Universality of the Langevin diffusion as scaling limit of a family of Metropolis-Hastings processes I: fixed dimension

Given a target distribution $\mu$ on a general state space $\mathcal{X}$ and a proposal Markov jump process with generator $Q$, the purpose of this paper is to investigate two universal properties enjoyed by two types of Metropolis-Hastings (MH) processes with generators $M_1(Q,\mu)$ and $M_2(Q,\mu)$ respectively. First, we motivate our study of $M_2$ by offering a geometric interpretation of $M_1$, $M_2$ and their convex combinations as $L^1$ minimizers between $Q$ and the set of $\mu$-reversible generators of Markov jump processes.
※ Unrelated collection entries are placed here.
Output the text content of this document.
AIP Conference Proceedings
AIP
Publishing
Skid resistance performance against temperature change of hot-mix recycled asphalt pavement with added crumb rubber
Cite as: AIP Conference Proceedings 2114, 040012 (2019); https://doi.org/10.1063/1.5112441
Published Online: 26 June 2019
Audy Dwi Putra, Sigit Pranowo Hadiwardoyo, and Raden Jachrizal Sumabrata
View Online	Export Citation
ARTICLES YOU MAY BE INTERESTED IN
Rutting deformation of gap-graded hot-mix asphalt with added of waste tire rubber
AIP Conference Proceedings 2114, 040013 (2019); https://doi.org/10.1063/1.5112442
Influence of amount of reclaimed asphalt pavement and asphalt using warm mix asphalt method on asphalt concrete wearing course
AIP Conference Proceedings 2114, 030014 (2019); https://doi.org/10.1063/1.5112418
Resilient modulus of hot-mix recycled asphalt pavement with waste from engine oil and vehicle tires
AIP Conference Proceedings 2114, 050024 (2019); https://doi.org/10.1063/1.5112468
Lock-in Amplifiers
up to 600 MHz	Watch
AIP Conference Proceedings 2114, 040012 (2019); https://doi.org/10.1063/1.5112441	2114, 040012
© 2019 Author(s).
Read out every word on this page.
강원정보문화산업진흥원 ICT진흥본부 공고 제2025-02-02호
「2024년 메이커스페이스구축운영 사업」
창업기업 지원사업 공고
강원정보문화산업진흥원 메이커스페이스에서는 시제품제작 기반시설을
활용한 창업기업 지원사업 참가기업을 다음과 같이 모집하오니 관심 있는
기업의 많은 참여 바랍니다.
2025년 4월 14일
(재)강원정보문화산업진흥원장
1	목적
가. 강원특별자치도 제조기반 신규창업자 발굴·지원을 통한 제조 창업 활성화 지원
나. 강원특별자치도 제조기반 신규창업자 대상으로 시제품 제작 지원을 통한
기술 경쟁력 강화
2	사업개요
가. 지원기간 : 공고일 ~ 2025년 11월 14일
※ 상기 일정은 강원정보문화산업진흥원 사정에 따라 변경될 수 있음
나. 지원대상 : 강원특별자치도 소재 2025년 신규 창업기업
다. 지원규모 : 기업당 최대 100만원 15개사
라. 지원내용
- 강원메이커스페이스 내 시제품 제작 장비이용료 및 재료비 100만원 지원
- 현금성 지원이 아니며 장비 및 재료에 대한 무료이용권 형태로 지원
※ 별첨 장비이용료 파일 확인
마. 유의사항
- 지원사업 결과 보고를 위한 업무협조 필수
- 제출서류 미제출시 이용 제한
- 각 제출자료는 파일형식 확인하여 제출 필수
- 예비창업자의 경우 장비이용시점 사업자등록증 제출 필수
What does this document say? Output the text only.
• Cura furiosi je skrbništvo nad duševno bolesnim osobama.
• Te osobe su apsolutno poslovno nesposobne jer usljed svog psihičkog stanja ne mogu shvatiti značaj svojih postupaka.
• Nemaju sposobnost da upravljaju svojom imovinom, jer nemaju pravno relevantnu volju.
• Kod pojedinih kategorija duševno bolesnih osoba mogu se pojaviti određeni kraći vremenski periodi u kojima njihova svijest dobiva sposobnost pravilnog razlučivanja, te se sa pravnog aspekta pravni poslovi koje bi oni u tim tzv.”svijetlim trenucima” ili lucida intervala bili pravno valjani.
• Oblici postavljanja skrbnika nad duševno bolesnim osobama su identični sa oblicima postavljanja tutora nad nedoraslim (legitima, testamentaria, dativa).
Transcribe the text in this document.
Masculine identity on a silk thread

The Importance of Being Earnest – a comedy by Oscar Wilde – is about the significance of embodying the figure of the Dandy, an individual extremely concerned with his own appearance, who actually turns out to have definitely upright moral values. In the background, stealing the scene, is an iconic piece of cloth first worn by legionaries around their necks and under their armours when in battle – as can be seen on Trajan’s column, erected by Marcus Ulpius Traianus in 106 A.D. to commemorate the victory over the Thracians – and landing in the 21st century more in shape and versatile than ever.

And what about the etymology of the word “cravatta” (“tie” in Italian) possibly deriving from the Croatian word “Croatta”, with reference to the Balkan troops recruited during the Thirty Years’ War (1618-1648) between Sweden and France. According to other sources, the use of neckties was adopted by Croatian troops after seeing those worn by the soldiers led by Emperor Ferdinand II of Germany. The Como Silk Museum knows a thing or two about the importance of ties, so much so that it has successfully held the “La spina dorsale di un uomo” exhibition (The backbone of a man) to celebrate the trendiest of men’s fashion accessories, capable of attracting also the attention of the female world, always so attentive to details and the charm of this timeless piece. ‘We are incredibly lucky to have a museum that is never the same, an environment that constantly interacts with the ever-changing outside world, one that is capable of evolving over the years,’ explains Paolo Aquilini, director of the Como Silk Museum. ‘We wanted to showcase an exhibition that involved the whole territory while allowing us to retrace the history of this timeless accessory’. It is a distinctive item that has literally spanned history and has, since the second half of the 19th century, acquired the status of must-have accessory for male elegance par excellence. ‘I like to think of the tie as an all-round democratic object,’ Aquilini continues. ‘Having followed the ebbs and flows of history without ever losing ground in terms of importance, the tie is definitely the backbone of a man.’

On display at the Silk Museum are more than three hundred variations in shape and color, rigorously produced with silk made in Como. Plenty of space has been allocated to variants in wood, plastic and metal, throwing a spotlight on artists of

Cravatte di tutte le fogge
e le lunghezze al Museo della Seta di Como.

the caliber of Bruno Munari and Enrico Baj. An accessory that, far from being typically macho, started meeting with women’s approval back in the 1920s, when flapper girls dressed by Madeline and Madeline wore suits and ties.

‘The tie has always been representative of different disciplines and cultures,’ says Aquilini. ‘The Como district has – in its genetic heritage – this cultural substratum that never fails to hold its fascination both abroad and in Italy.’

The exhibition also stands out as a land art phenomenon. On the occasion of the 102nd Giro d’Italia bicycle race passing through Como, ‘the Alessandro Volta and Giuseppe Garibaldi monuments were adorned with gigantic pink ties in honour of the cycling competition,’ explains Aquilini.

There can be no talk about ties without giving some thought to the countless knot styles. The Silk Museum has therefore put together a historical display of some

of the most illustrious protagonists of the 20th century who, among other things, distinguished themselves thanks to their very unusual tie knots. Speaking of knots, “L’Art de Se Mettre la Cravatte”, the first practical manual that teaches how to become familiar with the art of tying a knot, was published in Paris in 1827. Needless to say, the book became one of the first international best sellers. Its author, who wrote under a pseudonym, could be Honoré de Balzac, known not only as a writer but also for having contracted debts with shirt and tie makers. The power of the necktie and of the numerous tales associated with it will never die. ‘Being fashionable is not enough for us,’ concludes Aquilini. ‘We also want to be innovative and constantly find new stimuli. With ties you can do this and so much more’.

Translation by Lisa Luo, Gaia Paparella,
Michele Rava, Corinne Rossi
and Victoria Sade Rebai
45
Second, specializing into the case of $\mathcal{X} = \mathbb{R}^d$ along with a Gaussian proposal with vanishing variance and Gibbs target distribution, we prove that, upon appropriate scaling in time, the family of Markov jump processes corresponding to $M_1$, $M_2$ or their convex combinations all converge weakly to an universal Langevin diffusion. While $M_1$ and $M_2$ are seemingly different stochastic dynamics, it is perhaps surprising that they share these two universal properties. These two results are known for $M_1$ in Billera and Diaconis (2001) and Gelfand and Mitter (1991), and the counterpart results for $M_2$ and their convex combinations are new.